Josemaría Escrivá Obras
 
 
 
 
 
 
  Quand le Christ passe > Le coeur du Christ, paix des chrétiens > Point 163
163

je ne peux résister au désir de vous confier quelque chose qui est pour moi à la fois une peine et un stimulant: la pensée qu'il y a encore tant d'hommes qui ne connaissent pas le Christ, qui n'ont même pas l'avant-goût de ce bonheur intime qui nous attend au ciel, et qui cheminent sur terre comme des aveugles à la recherche d'une joie dont ils ignorent le vrai nom, ou bien égarés sur des voies qui les éloignent de plus en plus du vrai bonheur. Comme l'on comprend ce qu'a dû ressentir l'apôtre Paul, dans cette nuit qu'il passa à Troade, lorsque, parmi ses rêves, surgit cette vision: un Macédonien était là, debout, qui lui adressait cette prière: “ Passe en Macédoine, viens à notre secours! Aussitôt après cette vision, ils cherchèrent — Paul et Timothée — à partir pour la Macédoine, persuadés que Dieu les appelait à l'évangéliser.
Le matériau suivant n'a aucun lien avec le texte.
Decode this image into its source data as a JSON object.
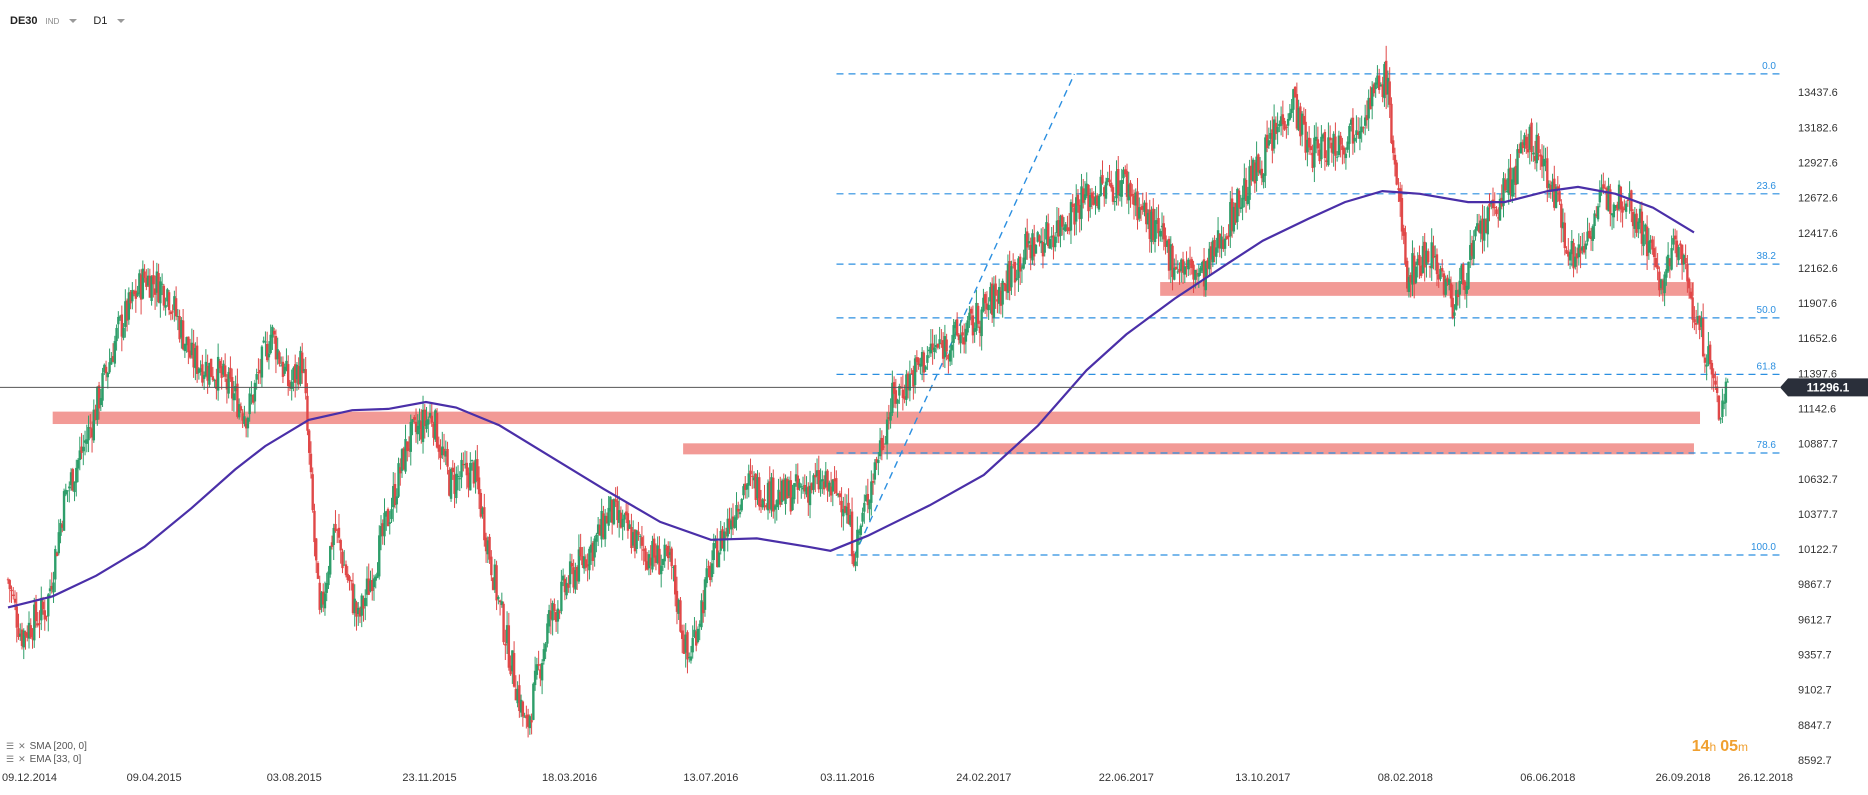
{
  "header": {
    "symbol": "DE30",
    "symbol_type": "IND",
    "timeframe": "D1"
  },
  "countdown": {
    "hours": "14",
    "hours_unit": "h",
    "minutes": "05",
    "minutes_unit": "m"
  },
  "indicators": [
    {
      "label": "SMA [200, 0]"
    },
    {
      "label": "EMA [33, 0]"
    }
  ],
  "colors": {
    "up_candle": "#2e9e6a",
    "down_candle": "#e04848",
    "sma_line": "#4a2fa8",
    "fib_line": "#2b8fe0",
    "zone": "#f29a96",
    "current_price_bg": "#2a2f3a",
    "countdown": "#f0a030"
  },
  "chart_data": {
    "type": "candlestick",
    "instrument": "DE30",
    "timeframe": "D1",
    "ylim": [
      8592.7,
      13692.6
    ],
    "y_ticks": [
      "13437.6",
      "13182.6",
      "12927.6",
      "12672.6",
      "12417.6",
      "12162.6",
      "11907.6",
      "11652.6",
      "11397.6",
      "11142.6",
      "10887.7",
      "10632.7",
      "10377.7",
      "10122.7",
      "9867.7",
      "9612.7",
      "9357.7",
      "9102.7",
      "8847.7",
      "8592.7"
    ],
    "x_ticks": [
      "09.12.2014",
      "09.04.2015",
      "03.08.2015",
      "23.11.2015",
      "18.03.2016",
      "13.07.2016",
      "03.11.2016",
      "24.02.2017",
      "22.06.2017",
      "13.10.2017",
      "08.02.2018",
      "06.06.2018",
      "26.09.2018",
      "26.12.2018"
    ],
    "current_price": "11296.1",
    "fibonacci": [
      {
        "level": "0.0",
        "price": 13570
      },
      {
        "level": "23.6",
        "price": 12700
      },
      {
        "level": "38.2",
        "price": 12190
      },
      {
        "level": "50.0",
        "price": 11800
      },
      {
        "level": "61.8",
        "price": 11390
      },
      {
        "level": "78.6",
        "price": 10820
      },
      {
        "level": "100.0",
        "price": 10080
      }
    ],
    "zones": [
      {
        "from": "2017-07-20",
        "to": "2018-10-05",
        "low": 11960,
        "high": 12060
      },
      {
        "from": "2015-01-15",
        "to": "2018-10-10",
        "low": 11030,
        "high": 11120
      },
      {
        "from": "2016-06-20",
        "to": "2018-10-05",
        "low": 10810,
        "high": 10890
      }
    ],
    "sma_200": [
      [
        "2014-12-09",
        9700
      ],
      [
        "2015-01-15",
        9780
      ],
      [
        "2015-02-20",
        9930
      ],
      [
        "2015-04-01",
        10140
      ],
      [
        "2015-05-10",
        10420
      ],
      [
        "2015-06-15",
        10700
      ],
      [
        "2015-07-10",
        10870
      ],
      [
        "2015-08-15",
        11060
      ],
      [
        "2015-09-20",
        11130
      ],
      [
        "2015-10-20",
        11140
      ],
      [
        "2015-11-20",
        11190
      ],
      [
        "2015-12-15",
        11150
      ],
      [
        "2016-01-20",
        11020
      ],
      [
        "2016-03-01",
        10800
      ],
      [
        "2016-04-15",
        10560
      ],
      [
        "2016-06-01",
        10320
      ],
      [
        "2016-07-13",
        10190
      ],
      [
        "2016-08-20",
        10200
      ],
      [
        "2016-10-01",
        10140
      ],
      [
        "2016-10-20",
        10110
      ],
      [
        "2016-11-20",
        10220
      ],
      [
        "2017-01-10",
        10440
      ],
      [
        "2017-02-24",
        10660
      ],
      [
        "2017-04-10",
        11020
      ],
      [
        "2017-05-20",
        11420
      ],
      [
        "2017-06-22",
        11680
      ],
      [
        "2017-08-01",
        11940
      ],
      [
        "2017-09-15",
        12200
      ],
      [
        "2017-10-13",
        12360
      ],
      [
        "2017-11-20",
        12520
      ],
      [
        "2017-12-20",
        12640
      ],
      [
        "2018-01-20",
        12720
      ],
      [
        "2018-02-20",
        12700
      ],
      [
        "2018-04-01",
        12640
      ],
      [
        "2018-05-01",
        12640
      ],
      [
        "2018-06-06",
        12720
      ],
      [
        "2018-07-01",
        12750
      ],
      [
        "2018-08-01",
        12700
      ],
      [
        "2018-09-01",
        12600
      ],
      [
        "2018-10-05",
        12420
      ]
    ],
    "price_path": [
      [
        "2014-12-09",
        9900
      ],
      [
        "2014-12-20",
        9500
      ],
      [
        "2015-01-10",
        9700
      ],
      [
        "2015-01-25",
        10500
      ],
      [
        "2015-02-15",
        11000
      ],
      [
        "2015-03-10",
        11700
      ],
      [
        "2015-04-01",
        12100
      ],
      [
        "2015-04-20",
        12000
      ],
      [
        "2015-05-10",
        11500
      ],
      [
        "2015-06-01",
        11400
      ],
      [
        "2015-06-25",
        11100
      ],
      [
        "2015-07-15",
        11700
      ],
      [
        "2015-07-30",
        11300
      ],
      [
        "2015-08-10",
        11500
      ],
      [
        "2015-08-24",
        9600
      ],
      [
        "2015-09-05",
        10300
      ],
      [
        "2015-09-25",
        9600
      ],
      [
        "2015-10-15",
        10200
      ],
      [
        "2015-11-05",
        10900
      ],
      [
        "2015-11-25",
        11100
      ],
      [
        "2015-12-10",
        10600
      ],
      [
        "2015-12-30",
        10700
      ],
      [
        "2016-01-20",
        9700
      ],
      [
        "2016-02-11",
        8800
      ],
      [
        "2016-03-01",
        9600
      ],
      [
        "2016-03-18",
        9900
      ],
      [
        "2016-04-10",
        10200
      ],
      [
        "2016-04-20",
        10400
      ],
      [
        "2016-05-20",
        10100
      ],
      [
        "2016-06-10",
        10000
      ],
      [
        "2016-06-24",
        9300
      ],
      [
        "2016-07-13",
        10000
      ],
      [
        "2016-08-10",
        10600
      ],
      [
        "2016-09-10",
        10500
      ],
      [
        "2016-10-10",
        10600
      ],
      [
        "2016-10-31",
        10500
      ],
      [
        "2016-11-09",
        10100
      ],
      [
        "2016-11-25",
        10700
      ],
      [
        "2016-12-10",
        11200
      ],
      [
        "2017-01-10",
        11550
      ],
      [
        "2017-02-10",
        11700
      ],
      [
        "2017-03-10",
        12000
      ],
      [
        "2017-03-31",
        12300
      ],
      [
        "2017-04-20",
        12400
      ],
      [
        "2017-05-15",
        12650
      ],
      [
        "2017-06-20",
        12800
      ],
      [
        "2017-07-10",
        12500
      ],
      [
        "2017-08-01",
        12200
      ],
      [
        "2017-08-25",
        12100
      ],
      [
        "2017-09-20",
        12600
      ],
      [
        "2017-10-13",
        12950
      ],
      [
        "2017-11-07",
        13400
      ],
      [
        "2017-11-20",
        13000
      ],
      [
        "2017-12-20",
        13100
      ],
      [
        "2018-01-23",
        13550
      ],
      [
        "2018-02-09",
        12100
      ],
      [
        "2018-03-01",
        12300
      ],
      [
        "2018-03-20",
        11900
      ],
      [
        "2018-04-10",
        12400
      ],
      [
        "2018-05-01",
        12700
      ],
      [
        "2018-05-22",
        13100
      ],
      [
        "2018-06-06",
        12850
      ],
      [
        "2018-06-28",
        12200
      ],
      [
        "2018-07-20",
        12650
      ],
      [
        "2018-08-10",
        12700
      ],
      [
        "2018-08-28",
        12350
      ],
      [
        "2018-09-10",
        12000
      ],
      [
        "2018-09-20",
        12400
      ],
      [
        "2018-10-05",
        11850
      ],
      [
        "2018-10-17",
        11500
      ],
      [
        "2018-10-26",
        11100
      ],
      [
        "2018-11-02",
        11350
      ]
    ]
  }
}
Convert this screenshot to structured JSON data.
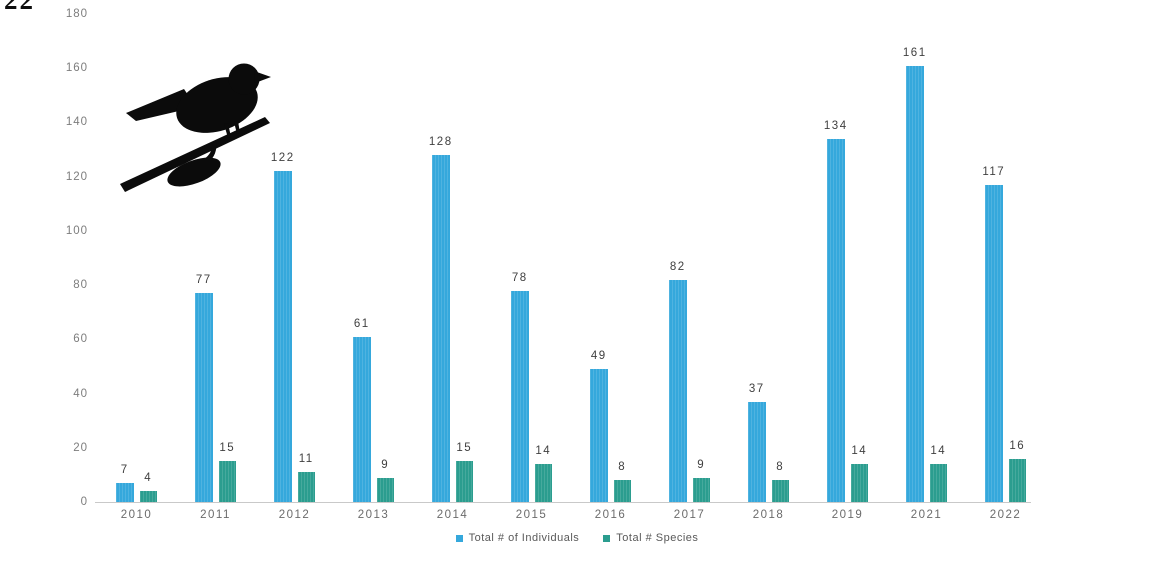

Ne sentez-vous pas, vous aussi, que Dieu nous appelle, qu'Il nous pousse — à travers tout ce qui se passe autour de nous — à proclamer la Bonne Nouvelle de la venue de Jésus ? Mais nous, les chrétiens, nous enlevons bien souvent à notre vocation de sa grandeur, nous sombrons dans la superficialité, nous perdons notre temps en polémiques et en rancoeurs. Quand il ne s'agit pas, ce qui est pire encore, du scandale hypocrite de certains, devant d'autres manières que la leur de vivre tel ou tel aspect de la foi, telle ou telle dévotion. Alors, au lieu d'ouvrir eux-mêmes un chemin, et de s'efforcer de vivre selon ce qui leur semble être bon, ils se consacrent à critiquer et à détruire. Il peut bien sûr apparaître, et il apparaît en fait, des déficiences dans la vie des chrétiens. Mais l'important, ce n'est pas nous, ni nos misères: la seule réalité qui compte, c'est Jésus. C'est du Christ que nous devons parler, non de nous-mêmes.

Ce sont certains commentaires relatifs à une prétendue crise de la dévotion au Sacré Coeur de Jésus, qui m'ont inspire les réflexions que je viens de faire. Cette crise n'existe pas; la vraie dévotion fut et reste toujours une attitude vivante, pleine de sens humain et de sens surnaturel. Ses fruits ont été et sont toujours savoureux: la conversion, le don de soi, l'accomplissement de la volonté de Dieu, la pénétration, à la lumière de l'amour, des mystères de la Rédemption.

Je n'en dirai pas autant, par contre, des manifestations de sentimentalisme inefficace, à force de carence de doctrine et d'excès de piétisme. Elles ne me plaisent pas non plus, ces images maniérées, ces figures du Sacré-Coeur incapables de suggérer une dévotion sincère à des personnes douées de bon sens surnaturel chrétien. Mais ce n'est pas faire preuve d'une logique rigoureuse que de faire de certains usages abusifs, qui finissent par disparaître d'eux-mêmes, un problème doctrinal et théologique.

Si l'on peut parler de crise, c'est du coeur des hommes qu'elle naît, car ils n'arrivent pas — par myopie, par égoïsme, par étroitesse de vue — à entrevoir l'insondable amour de Notre Seigneur Jésus-Christ. Dès l'institution de la fête d'aujourd'hui, la liturgie de la sainte Eglise a su offrir un aliment à la véritable piété, en choisissant pour la lecture de la Messe, un passage des épîtres de saint Paul qui nous propose tout un programme de vie contemplative — connaissance et amour, prière et vie — à partir de cette dévotion au Coeur de Jésus. C'est Dieu lui-même qui, par la bouche de son Apôtre, nous invite à nous avancer sur ce chemin: Que le Christ habite en vos coeurs par la foi, et que vous soyez enracines, fondes dans l'amour. Ainsi vous recevrez la force de comprendre, avec tous les saints, ce qu'est la Largeur, la Longueur, la Hauteur et la Profondeur, vous connaîtrez l'amour du Christ, qui surpasse toute connaissance, et vous entrerez par votre plénitude dans toute la Plénitude de Dieu.

Cette plénitude de Dieu nous est révélée et conférée dans le Christ, dans l'Amour du Christ, dans le Coeur du Christ. Car c'est le Coeur de Celui en qui habite, corporellement, toute la Plénitude de la Divinité. Voilà pourquoi, si nous perdions de vue ce grand dessein de Dieu — ce courant d'amour instauré dans le monde par l'Incarnation, la Rédemption et la Pentecôte — nous ne comprendrions plus les délicatesses du Coeur du Seigneur.